Yep, that's what I said. Practice.
Conjoined twins develop from the same fertilized egg.
In general, "twinning" occurs in one of two ways. With fraternal twins, a woman releases two separate eggs, which are fertilized by separate sperm. But with identical twins, a woman releases one egg, and it divides into two separate eggs after fertilization. A developing embryo can start to split into identical twins during the first few weeks after conception; however in conjoined twins, the separation stops before the process is complete, and a partially separated egg develops into a conjoined fetus that shares the same amniotic cavity and placenta. Conjoined twins can be diagnosed prenatally via ultrasound. The cause of the remaining connection is unknown, but many researchers suspect environmental factors.
According to the University of Maryland Medical Center, conjoined twins occur once every 200,000 live births.
Approximately 70% of all conjoined twins are girls. Although more male twins conjoin in the womb, females are three times as likely as males to survive. Tragically, approximately 40-60% of conjoined twins arrive stillborn; about 35% survive only one day; and, the overall rate of survival is between 5 and 25%.
Baby Andi and Baby Brandi were "pygopagus" twins, joined at the lower spine and facing in opposite directions. Several types of conjoined twins exist, such as:
- Thoracopagus twins are one of the more common forms – these twins, joined at the upper portion of the torso, share a heart.
- Omphalopagus twins, connected from the breastbone to the waist, may share a liver and gastrointestinal or genitourinary functions.
- Craniopagus twins, a very rare form of conjoined twins, possess cranial fusion.
- Rachipagus twins, joined back to back usually above the lumbar spine, may share extensive vertebrae.
- Ischiopagus twins, fused at the lower abdomen and pelvis, may share a genitourinary system, rectum, and even liver.
Even though more reports of successful separations have surfaced, these surgeries remain extremely complex and risky.

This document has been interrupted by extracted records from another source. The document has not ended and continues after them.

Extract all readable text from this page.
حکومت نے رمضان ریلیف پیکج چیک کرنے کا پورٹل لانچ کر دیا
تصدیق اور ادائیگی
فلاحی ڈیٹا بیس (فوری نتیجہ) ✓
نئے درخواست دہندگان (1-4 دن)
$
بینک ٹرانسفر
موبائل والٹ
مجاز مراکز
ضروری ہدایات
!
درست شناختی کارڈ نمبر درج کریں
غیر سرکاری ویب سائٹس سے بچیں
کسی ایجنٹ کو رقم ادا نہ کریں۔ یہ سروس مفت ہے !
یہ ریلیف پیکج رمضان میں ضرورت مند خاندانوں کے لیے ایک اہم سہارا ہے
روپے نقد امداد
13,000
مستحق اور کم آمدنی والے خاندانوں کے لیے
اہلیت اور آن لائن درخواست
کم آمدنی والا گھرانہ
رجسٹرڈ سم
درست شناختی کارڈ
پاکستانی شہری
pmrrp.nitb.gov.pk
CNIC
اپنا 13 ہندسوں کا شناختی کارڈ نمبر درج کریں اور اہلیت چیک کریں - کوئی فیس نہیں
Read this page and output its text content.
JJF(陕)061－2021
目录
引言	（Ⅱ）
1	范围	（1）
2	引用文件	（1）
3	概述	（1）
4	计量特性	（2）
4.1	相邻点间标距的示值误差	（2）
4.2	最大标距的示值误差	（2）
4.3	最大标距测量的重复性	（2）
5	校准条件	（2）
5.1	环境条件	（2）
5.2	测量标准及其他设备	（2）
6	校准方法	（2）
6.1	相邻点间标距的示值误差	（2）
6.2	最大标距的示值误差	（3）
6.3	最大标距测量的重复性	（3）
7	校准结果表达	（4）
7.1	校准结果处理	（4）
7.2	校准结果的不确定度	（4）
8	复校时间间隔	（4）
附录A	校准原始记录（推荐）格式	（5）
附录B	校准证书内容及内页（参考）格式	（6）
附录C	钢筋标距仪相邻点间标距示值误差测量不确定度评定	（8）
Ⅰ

The rate of survival of separating conjoined twins varies on the type of connection and which organs they share. For example, in cases of thoracopagus connections, both twins cannot survive separation because they share one heart. However, when joined at the bottom of the spine (such as Andi and Brandi), these twins face a much better chance at survival since they each have their own vital organs.
Doctors and parents confront overwhelming challenges as they debate the benefits and risks to separation. Some separations could potentially end up sacrificing one twin's life or causing irreversible harm while greatly enhancing the life of the other twin. The parents need to sit down with the surgical team to weigh the ethical implications; they obviously want their children to have as normal a life as possible, but at what cost? They need to become convinced that the present quality of life possesses such a negative outlook that the dangerous surgery should in fact be performed.
If the parents and doctors do decide to proceed with separation, extensive and meticulous planning (usually months worth) will be done before surgery. The team of pediatric specialists will include experts from general surgery, plastic surgery, neurosurgery, neonatalogy, anesthesia, critical care, orthopedics, nursing, social work, and rehabilitation. Complications could entail intracranial bleeding, formation of blood clots in the newly constructed blood vessels, heart complications, and infections.